Sanatınızı/çizimlerinizi beslemek için neler yapıyorsunuz?
Çok yetenekli, bana ilham veren insanlar var hayatımda. Bu evrilme sürecimde, bana çok katkıları oldu. Onların yaptıklarını izlemeyi, onlarla sohbet etmeyi, kitaplarını okumayı hiç bırakmıyorum.
Suluboya çalışmalarına baktığımda bende hep hayranlık uyandıran, çok değerli hocam Orhan Gürel’in bana katkılarını ve emeklerini hiç unutamam.
Çizim süreçlerimde her zaman fikirleri ve yorumlarıyla yanımda olan canım kuzenim Seçil Çokan da onlardan biri. Resimlediği kitapları ve çizimlerini çok beğeniyorum ve birbirimize bu kadar yakın olduğumuz için çok şanlıyım.
Yeni çıkan tüm çocuk kitaplarını okumaya çalışıyorum. Onlar için evde bir kütüphanem var. Ayşe İnan Alican’nın resimlediği Nazım Hikmet’in “Sarayda” kitabını, favorilerimden olan Rob Scotton’nun “Russel The Sheep”, Simon Tofield’ın “Simon’ın Kedisi”, detaylarından çok etkilendiğim İlban Ertem’in “Puslu Kıtalar Atlası” gibi sevdiğim kitapları kütüphanemde saklamaya çalışıyorum. Ursula K. Le Guin ve Virginia Woolf kitaplarını okumayı ve animasyon filmler izlemeyi seviyorum.
Şehir hayatından biraz uzaklaşıp telefonların iyi çekmediği yerlerde olmak, ormanlar, köyler, tarihi yerler, farklı hayvanlar görmek, çizimlerime dokunuyor ve onları güzelleştiriyor.
Enerjisi ve masalları ile beni besleyen Judith Liberman’ı da takip ediyorum.
İyi ki hayatım bu güzel insanlar ile çevrili, hepsine teşekkür ediyorum.
Bir kitabın rafta yerini alana kadar geçirdiği mutfak sürecini çizer cephesinden anlatır mısınız?

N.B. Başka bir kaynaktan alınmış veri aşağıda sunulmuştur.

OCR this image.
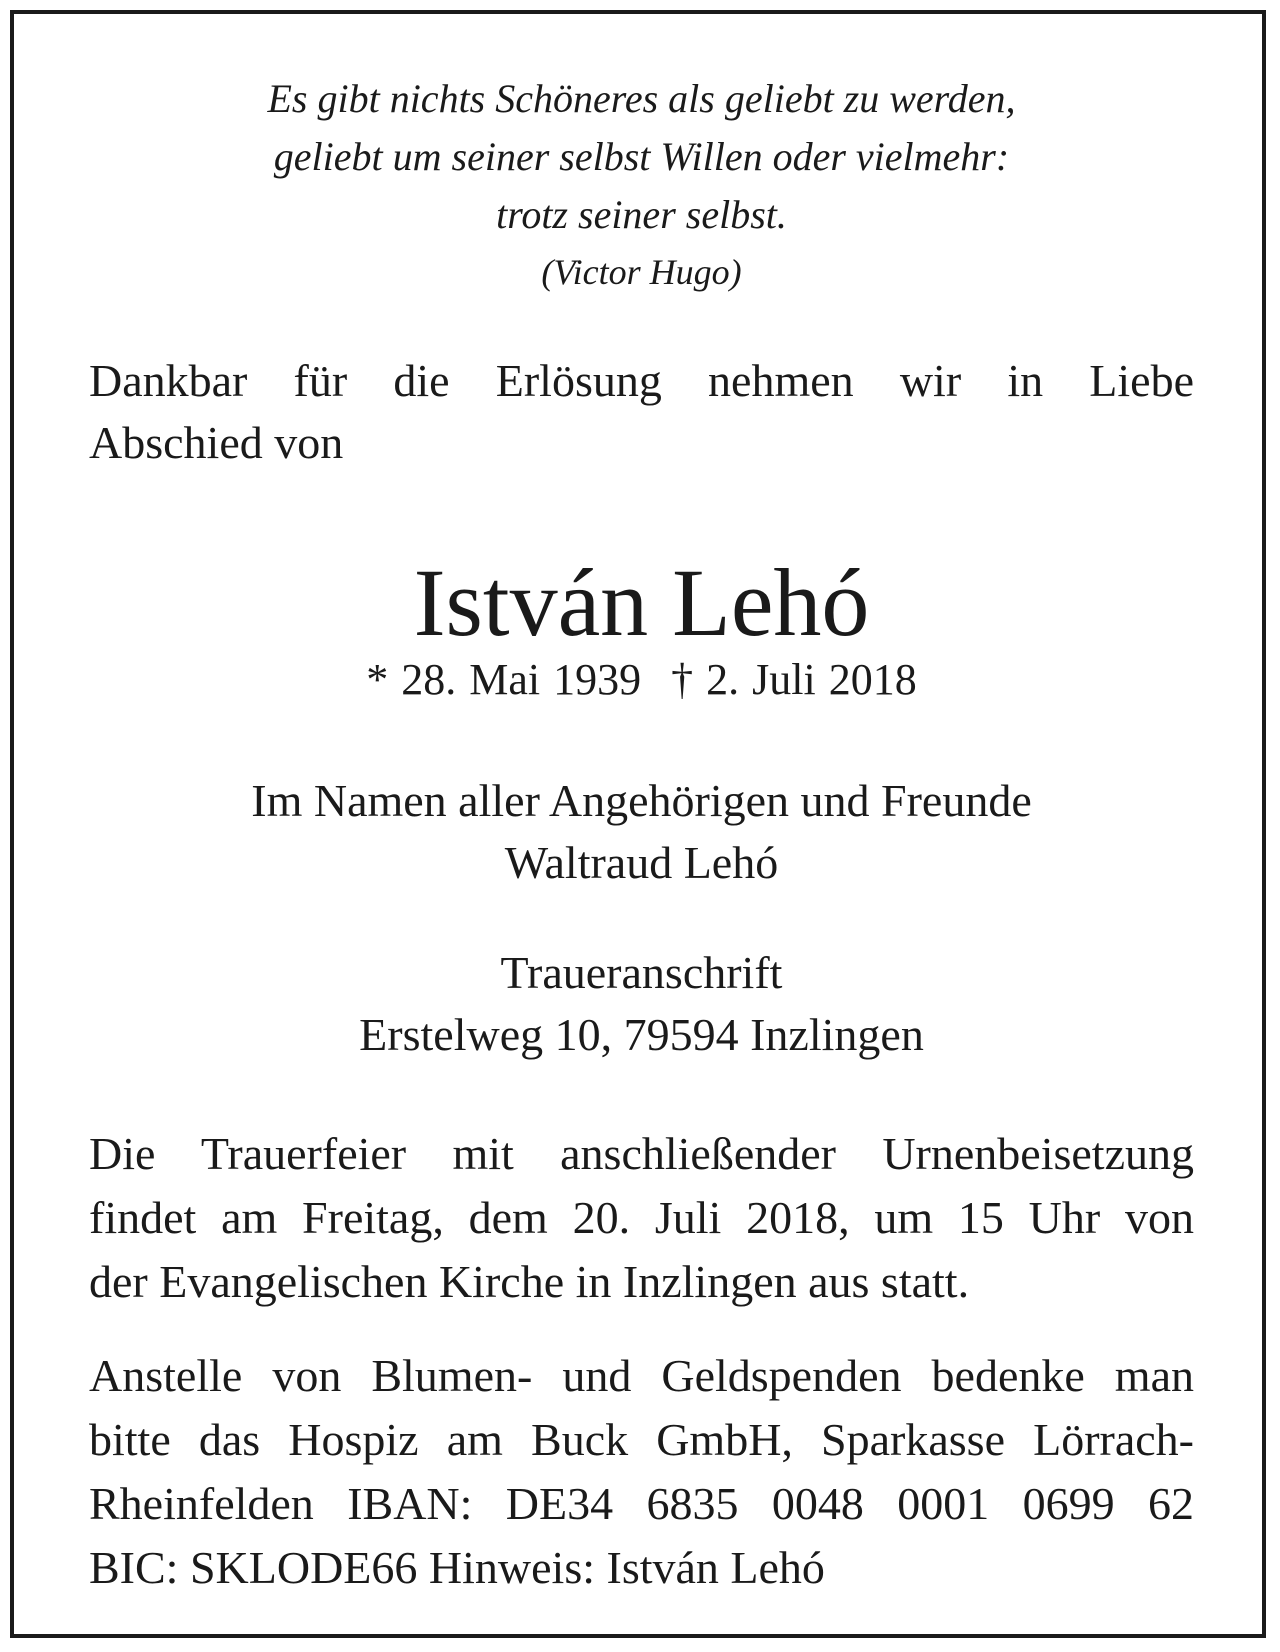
Es gibt nichts Schöneres als geliebt zu werden,
geliebt um seiner selbst Willen oder vielmehr:
trotz seiner selbst.
(Victor Hugo)
Dankbar für die Erlösung nehmen wir in Liebe
Abschied von
István Lehó
* 28. Mai 1939 † 2. Juli 2018
Im Namen aller Angehörigen und Freunde
Waltraud Lehó
Traueranschrift
Erstelweg 10, 79594 Inzlingen
Die Trauerfeier mit anschließender Urnenbeisetzung
findet am Freitag, dem 20. Juli 2018, um 15 Uhr von
der Evangelischen Kirche in Inzlingen aus statt.
Anstelle von Blumen- und Geldspenden bedenke man
bitte das Hospiz am Buck GmbH, Sparkasse Lörrach-
Rheinfelden IBAN: DE34 6835 0048 0001 0699 62
BIC: SKLODE66 Hinweis: István Lehó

Yazar tarafından yayınevine gelen kitap, yayınevinde okunup düzenlenerek çizim aşamasına geçmek üzere çizere gönderiliyor. Kitabın çizim süreci, benim tarafımda o kitabı çok kez okuyup hayal etmekle başlıyor. Hayalimde oluşturduğum karakterleri resmederek editör/yazar onayına sunuyorum. Ortak seçimler ile tasarlanan karakterler hazır olduktan sonra işin en zevk aldığım kısmı karakterlere hayat verme, onları gökyüzünde uçurup bahçelerde koşturma aşamasına geçiyorum. Bu aşamada hangi yazıların sahneleneceği, bazen editörün yönlendirmesi bazen ise kendi seçimlerim ile oluyor. Kitabın ölçülerine göre sayfa düzenini eskizlerle oluşturuyorum. Genellikle boyama aşamasında sulu boya kullanıyorum. Kitabın iç sayfalarını tamamlayınca, kapak resmine karar veriyoruz ve çalışıyorum. Son aşama olarak resimleri taratarak yayın evine iletiyorum ve kitap baskıya hazırlanmaya başlıyor. Yayınevi baskıya gitmeden önceki son halini benimle paylaşıyor. Kalan süreci kitap elime geçene kadar heyecanla bekliyorum.
Üretmek bir süreç istiyor ve kendimizden çok şey katıyoruz. Öyle kaptırıyorum ki bazen; kendimi o günlerde resimlediğim Fledo’yu düşünürken buluyorum.